Users in my organization use SSO through SAML in Microsoft Entra to log into our FME Flow server. Disabling the fmeserver.saml.authentication.force setting (as documented under the FME Flow Settings section of SAML Configuration) allows login to be a single click experience on our FME Flow server. This setting allows the web browser to provide the login credential for the user’s Windows session on their computer to authenticate through the SAML connection.

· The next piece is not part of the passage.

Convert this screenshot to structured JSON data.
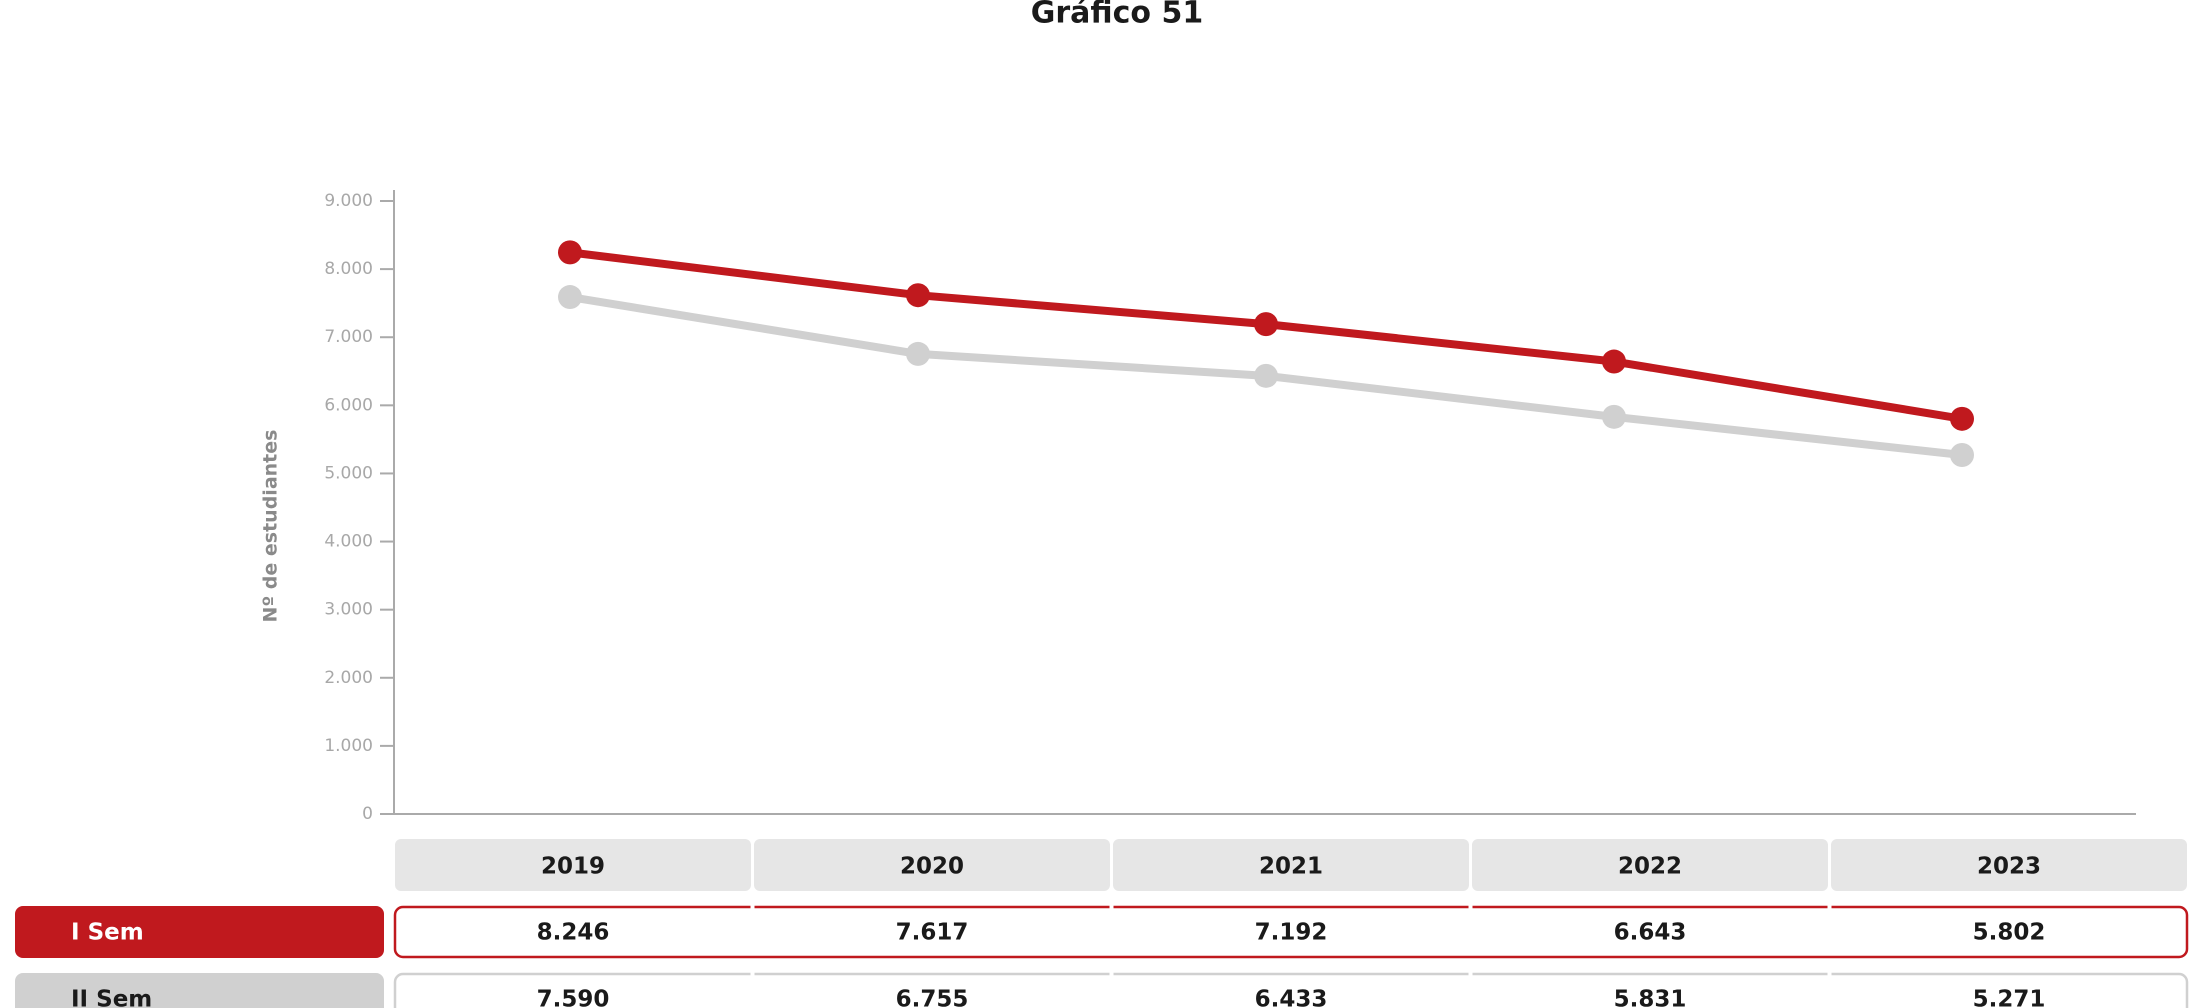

There should be a similar configuration option (or default configuration change) in FME Workbench in FME Form to allow us to let users have a single click login experience when they connect FME Workbench to our FME Flow server. I suspect that FME Workbench uses the WebView2 control to present a browser window to follow the authentication process when the user connects to FME Flow from FME Workbench through a SAML connection. Microsoft has documented a setting that can be enabled on the WebView2 control to allow passthrough of the Windows account credentials when authenticating through SAML called AllowSingleSignOnUsingOSPrimaryAccount (as documented at CoreWebView2EnvironmentOptions.AllowSingleSignOnUsingOSPrimaryAccount Property (Microsoft.Web.WebView2.Core) | Microsoft Learn).
With our recent upgrade to FME Form/Flow 2025.1, we want to be able to share our web connections hosted on our FME Flow instance to all users of FME Form. This would be simplified if the SAML login process in FME Flow were a single click (because FME Form is forcing reauthenticating the SAML connection to FME Flow every time we open FME Form).
Please allow us to configure (or change the default configuration for) FME Workbench to allow authentication through a SAML connection to our FME Flow server to be a single click experience like how we have FME Flow configured.